APELAÇÃO CÍVEL. USUCAPIÃO. REQUISITOS LEGAIS. O simples exercício da posse, embora seja ela vintenária não autoriza a declaração da prescrição aquisitiva em favor dos possuidores, pois necessário o preenchimento dos demais requisitos legais, que qualificam a posse ad usucapionem, quais sejam, a posse mansa, pacífica, sem oposição e interrupção, com ânimo de dono, conforme artigo 550 do Código Civil de 1916. POSSE DECORRENTE DE LOCAÇÃO. Decorrendo da posse dos usucapientes de locação, está, em tese, afastada a possibilidade de pleitearem a declaração de prescrição aquisitiva, pois, nos termos do disposto no artigo 492, do CC de 1916, se entende que a posse mantém o mesmo caráter com que foi adquirida, admitindo-se, porém, a mudança do caráter desde que produzida prova contundente em contrário, o que constitui ônus daquele que alega a mudança, no caso, os prescribentes.
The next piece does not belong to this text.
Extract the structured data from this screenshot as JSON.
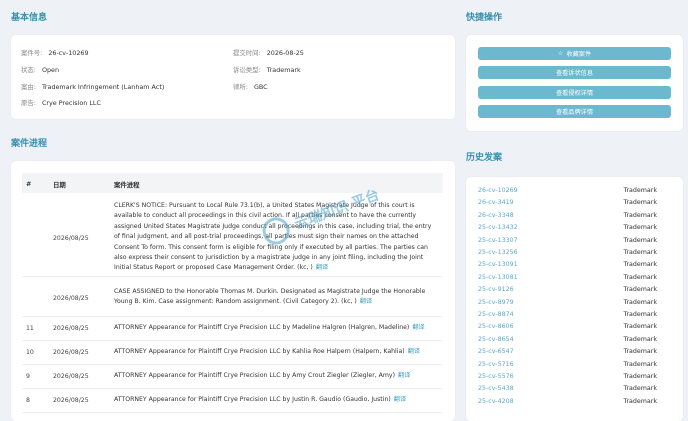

Não logrando os usucapientes demonstrar a mudança do caráter da posse, restando, sim, evidenciado o contrário, se impõe a improcedência da pretensão inicial. RECURSO NÃO PROVIDO.” (Apelação Cível Nº 70012186276, Décima Sétima Câmara Cível, Tribunal de Justiça do RS, Relator: Alzir Felippe Schmitz, Julgado em 20/12/2005).
E ainda:
EMENTA. Locação. Despejo por falta de pagamento. Julgamento antecipado. Possibilidade. Alegação de cerceamento de defesa. Inocorrência. Presentes as condições que ensejam o julgamento antecipado da causa, é dever do juiz, e não mera laculdade, assim proceder. Usucapião. Inexistência. Locação configurada. Prescrição aquisitiva que não favorece a quem, na condição de inquilina, como a ré, possui imóvel a "non domino" . Companheira que permanece no imóvel após a morte do locatário. Ocorrência de subrogação. Dever de pagar os alugueres e demais encargos. Ausência de prova de pagamento. Recurso improvido.
No caso sob exame, é inexistente o elemento subjetivo essencial à posse do direito pleiteado, como aliás corroboram as provas colacionadas aos autos.
A posição desta é, aliás, de detentora do imóvel objeto da ação, e não de possuidora, uma vez que esta “posse” deriva da força do contrato, ainda que verbal, e não pelo abandono deste pelo proprietário.
Ao alegar a autora não possuir “condições de pagar aluguéis e que, por ser uma ‘senhora já de idade’, não tem para onde ir caso seja efetivado o despejo” utiliza argumento estranho à aquisição do direito a usucapir.
Não eliminado o vínculo obrigacional, não há o que se perquirir sobre a “posse” pleiteada. O instituto da usucapião prestigia o possuidor, em detrimento do proprietário que não exerce o seu direito de posse sobre o imóvel.




III - CONCLUSÃO
O direito à propriedade pela usucapião é originário, concretizado e possível de ser argüido a partir do preenchimento de seus requisitos, previstos em lei. Mas é oponível erga omnes apenas pela ocorrência do provimento jurisdicional, pela provocação da parte interessada.
A posse é requisito fundamental para a aquisição do direito à usucapião. Tão elementar que, das espécies de usucapião, a prevista no artigo 1.238 do Código Civil (usucapião extraordinária) dispensa os demais requisitos, ao exigir apenas o tempo e a posse, mansa e pacífica.
No entanto, a posse para a aquisição do direito à usucapião não é a qualquer posse, mas a qualificada com o animus domini, o seu elemento subjetivo.
Dessa forma, nos contratos de locação, a intenção do locatário, ao adentrar no imóvel, é a de locador, e não a de proprietário. Outrossim, há a relação entre as partes, na forma contratual. Também assim quanto à posse do comandatário. O mesmo se diga do caseiro que tem uso de moradia: o fato de dizê-la “sua casa” e habitá-la pelo tempo requerido para as ações de usucapião não o fará possuidor do imóvel.
Decorridos cinqüenta ou oitenta anos, renovado o contrato na pessoa dos sucessores, ainda assim o animus será o de mero detentor, e não de senhor do domínio.
Existiria, enfim, uma situação tal que a modificasse?
O elemento morte não elimina a relação contratual existente entre locador e locatário. Com a morte, todos os bens, os direitos e as obrigações do de cujus passarão aos seus herdeiros.
Então, poder-se-á supor uma situação em que, mortos ou desaparecidos os locadores do imóvel, estes não deixem quaisquer herdeiros.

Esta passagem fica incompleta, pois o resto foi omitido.